Chapter 3, “Underway”
“The captain has determined that trying to sail further south is futile. We call these currents Polars. It is rare to be becalmed at the same time as a Polar, and because we are, we can no longer fight the current. Once the Northern Polar flow has started, it can be weeks before there is any slackening. As soon as we alter course, we will go with the current and no longer need your help at the oars. Once around the headland, Port Graff is but two days sail. The only way now for you to get to Ardoris is overland.” With that said, the crewman returned aft.
“A relief beyond measure for my blistered hands and abused muscles,” said Ulf.
“Overland travel in Novia is fraught with danger. You may not be so enthusiastic in a few days,” said Merlin. “I do believe this will be a grand opportunity to learn more about some of the fantastic creatures so often talked about.”
“It was my understanding that you were aiding me in escaping danger, yet you now have a change of mind. Are you now suggesting some benefit in seeking out hazards? I must also point out that whenever it was your turn to row, the captain invariably found a need to consult with you at some length elsewhere.”
“My dear Ulf, I have no influence over the captain’s schedule,” Merlin said.
“I wonder. After some careful observations, I cannot help but to notice the degree to which others acquiesce to your wishes. It is apparent to me that you have some secret powers of persuasion and, in turn, I ponder the degree to which such powers have been directed at me.”
Merlin said, “I have no wish for others to overhear what I am about to say. Our very existence may depend upon secrecy. The crew is currently busy with this course change, so I must be quick. It is true that there are spells that can influence unprotected minds and that I did use them to encourage you to accompany me, but only to save some time. I cannot magic you into doing what you would not ordinarily do, nor into going against your moral code. Distance yourself three arm spans from me and the influence fades to none. In addition, I have prepared an amulet infused with a counter spell. Wear it and be protected. Why it is imperative that I have your trust I will tell you, once we are away from prying ears.”

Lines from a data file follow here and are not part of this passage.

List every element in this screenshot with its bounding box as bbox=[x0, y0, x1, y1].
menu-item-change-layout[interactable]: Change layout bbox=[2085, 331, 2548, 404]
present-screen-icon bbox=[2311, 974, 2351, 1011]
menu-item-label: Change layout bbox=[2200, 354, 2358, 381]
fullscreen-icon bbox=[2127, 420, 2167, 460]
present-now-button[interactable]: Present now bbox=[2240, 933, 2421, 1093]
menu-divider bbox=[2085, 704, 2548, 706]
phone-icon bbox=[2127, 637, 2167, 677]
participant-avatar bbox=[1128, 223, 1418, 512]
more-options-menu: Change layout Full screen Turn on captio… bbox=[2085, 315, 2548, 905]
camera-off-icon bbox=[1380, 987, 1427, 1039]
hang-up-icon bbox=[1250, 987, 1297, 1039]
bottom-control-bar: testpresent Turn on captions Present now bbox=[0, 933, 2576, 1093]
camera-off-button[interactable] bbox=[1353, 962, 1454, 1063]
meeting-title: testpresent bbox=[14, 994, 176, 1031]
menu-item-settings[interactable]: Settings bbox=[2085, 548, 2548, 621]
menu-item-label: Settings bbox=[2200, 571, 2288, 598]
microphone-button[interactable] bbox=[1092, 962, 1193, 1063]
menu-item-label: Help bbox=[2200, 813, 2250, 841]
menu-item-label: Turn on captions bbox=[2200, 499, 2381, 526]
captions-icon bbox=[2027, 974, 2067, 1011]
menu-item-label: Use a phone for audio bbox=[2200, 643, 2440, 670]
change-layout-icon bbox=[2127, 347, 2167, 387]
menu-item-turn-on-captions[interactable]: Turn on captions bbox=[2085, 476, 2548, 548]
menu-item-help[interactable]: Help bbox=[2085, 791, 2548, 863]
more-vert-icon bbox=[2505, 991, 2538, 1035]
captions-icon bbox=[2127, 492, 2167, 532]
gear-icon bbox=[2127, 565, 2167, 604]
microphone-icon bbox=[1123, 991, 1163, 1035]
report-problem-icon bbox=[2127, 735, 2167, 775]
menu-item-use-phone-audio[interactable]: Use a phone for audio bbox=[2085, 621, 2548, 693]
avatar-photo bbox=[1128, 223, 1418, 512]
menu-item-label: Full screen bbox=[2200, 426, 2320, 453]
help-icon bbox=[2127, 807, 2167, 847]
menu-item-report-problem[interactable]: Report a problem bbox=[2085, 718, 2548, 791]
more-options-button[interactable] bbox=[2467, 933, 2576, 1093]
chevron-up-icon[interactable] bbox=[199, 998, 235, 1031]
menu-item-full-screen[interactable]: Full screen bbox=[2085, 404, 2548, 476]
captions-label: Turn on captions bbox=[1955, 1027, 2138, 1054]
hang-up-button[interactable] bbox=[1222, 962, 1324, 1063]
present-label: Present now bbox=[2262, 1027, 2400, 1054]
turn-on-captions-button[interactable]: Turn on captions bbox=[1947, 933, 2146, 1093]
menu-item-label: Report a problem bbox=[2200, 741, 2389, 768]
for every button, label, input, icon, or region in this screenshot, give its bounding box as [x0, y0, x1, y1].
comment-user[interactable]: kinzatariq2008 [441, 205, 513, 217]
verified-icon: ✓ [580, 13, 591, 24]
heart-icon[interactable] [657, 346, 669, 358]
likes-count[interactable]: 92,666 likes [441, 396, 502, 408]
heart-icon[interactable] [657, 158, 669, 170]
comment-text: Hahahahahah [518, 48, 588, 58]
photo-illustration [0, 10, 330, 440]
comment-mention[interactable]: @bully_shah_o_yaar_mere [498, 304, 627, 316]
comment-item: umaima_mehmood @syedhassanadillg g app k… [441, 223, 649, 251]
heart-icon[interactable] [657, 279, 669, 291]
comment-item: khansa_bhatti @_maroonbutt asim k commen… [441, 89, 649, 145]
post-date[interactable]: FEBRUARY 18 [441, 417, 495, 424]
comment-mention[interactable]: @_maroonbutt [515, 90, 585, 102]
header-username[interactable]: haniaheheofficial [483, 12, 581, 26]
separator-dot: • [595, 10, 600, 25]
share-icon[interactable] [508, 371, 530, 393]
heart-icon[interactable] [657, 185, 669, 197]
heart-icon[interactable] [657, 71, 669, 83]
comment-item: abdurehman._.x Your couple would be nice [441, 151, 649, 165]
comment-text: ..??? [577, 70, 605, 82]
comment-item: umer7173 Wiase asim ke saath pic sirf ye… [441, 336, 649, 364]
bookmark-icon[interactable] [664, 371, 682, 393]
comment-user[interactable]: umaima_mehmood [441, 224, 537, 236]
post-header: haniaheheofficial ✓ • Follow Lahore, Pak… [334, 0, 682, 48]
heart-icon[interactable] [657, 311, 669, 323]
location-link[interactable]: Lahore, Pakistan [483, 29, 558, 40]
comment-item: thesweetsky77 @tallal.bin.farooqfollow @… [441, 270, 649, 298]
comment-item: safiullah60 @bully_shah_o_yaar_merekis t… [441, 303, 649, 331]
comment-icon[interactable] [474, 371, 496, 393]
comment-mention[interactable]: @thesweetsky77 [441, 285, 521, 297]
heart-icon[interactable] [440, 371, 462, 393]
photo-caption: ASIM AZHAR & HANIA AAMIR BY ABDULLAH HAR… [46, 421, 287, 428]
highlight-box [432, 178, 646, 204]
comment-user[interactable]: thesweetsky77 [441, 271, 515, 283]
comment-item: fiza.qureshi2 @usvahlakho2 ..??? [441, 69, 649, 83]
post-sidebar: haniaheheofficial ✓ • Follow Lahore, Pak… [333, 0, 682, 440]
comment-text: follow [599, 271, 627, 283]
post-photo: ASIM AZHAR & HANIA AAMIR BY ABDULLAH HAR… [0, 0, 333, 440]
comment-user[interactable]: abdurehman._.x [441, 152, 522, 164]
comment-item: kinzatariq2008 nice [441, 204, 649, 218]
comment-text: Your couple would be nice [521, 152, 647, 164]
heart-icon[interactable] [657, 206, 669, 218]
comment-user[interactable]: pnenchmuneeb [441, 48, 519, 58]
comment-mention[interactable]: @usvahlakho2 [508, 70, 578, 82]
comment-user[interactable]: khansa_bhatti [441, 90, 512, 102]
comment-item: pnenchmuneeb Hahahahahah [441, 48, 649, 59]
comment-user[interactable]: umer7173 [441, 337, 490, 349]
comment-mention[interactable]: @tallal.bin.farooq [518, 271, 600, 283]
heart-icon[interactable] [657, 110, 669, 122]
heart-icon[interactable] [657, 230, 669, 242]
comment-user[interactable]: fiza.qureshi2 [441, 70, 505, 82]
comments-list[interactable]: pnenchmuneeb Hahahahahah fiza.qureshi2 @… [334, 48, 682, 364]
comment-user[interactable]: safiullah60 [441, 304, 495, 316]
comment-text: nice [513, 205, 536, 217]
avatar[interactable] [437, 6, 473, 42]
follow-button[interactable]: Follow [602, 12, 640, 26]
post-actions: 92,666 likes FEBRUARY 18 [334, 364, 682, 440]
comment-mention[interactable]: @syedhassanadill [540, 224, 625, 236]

“If I believed it to be possible, I would plunge my dagger into your black heart, wizard. I sincerely doubt that anything you will say will cause me to remain in your company, but I will hear you out before we go our separate ways.” Ulf snatched the offered amulet and did his best, no matter how difficult, to get more than three arm spans away from Merlin.
Chapter 4, “Enterprise”
The wind was now strong over the aft quarter. With a full, expertly trimmed sail, the longboat hummed with vitality, slicing through the waves. All on board revelled in the aliveness of wind and wave.
“That is an ingenious mechanism, Captain. What nautical term does it go by?” asked Ulf.
“A rudder,” was the Captain’s gruff reply. “Don’t tell me you did not know this.”
“My apologies, sir, but while in my youth I spent many weeks afloat in longboats similar to this fine craft. We used a steering board affixed to the right hand side of the boat and such placement was, as I recall, often problematic. Why we did not solve the difficulties in this manner is beyond me.”
“Mariners are by nature suspicious of innovation. We carry a steering board in the hold as the mechanism can and does fail. The gudgeon gets worn quite through.”
“Gudgeon refers to which part of the mechanism?” Ulf asked.
“Those circular parts that are attached to the rudder blade itself. There often be two or more. Upon the hull, pins are affixed into which the gudgeon fits, hinge like. The two parts rub on each other and the cost of replacement is often a deterrent and they fail at the most inconvenient of times.”
“My people’s enterprise was mostly trading up and down rivers,” Ulf explained, “therefore rowing consumed the much of our time. The oarlocks wore in a similar fashion, a problem solved by inserting an easily replaced bronze sleeve into what would be, in your case, the gudgeon.”
For the first time Captain Anton showed genuine interest in the conversation. “You are, I understand, a blacksmith of some talent. Could you undertake such modifications?”
“Certainly I could but I would need access to a smelter, a forge, tools and the metals,” Ulf replied.
“If successful, there is an excellent chance this may lead to a lucrative venture. My brother-in-law now lives in Port Graff and has all that you need. He would, with profit in mind, be eager to accommodate you.”
“I believe a hand shake is now in order,” said Ulf, extending his hand.
“Indeed it is,” said Anton gripping Ulf’s hand firmly.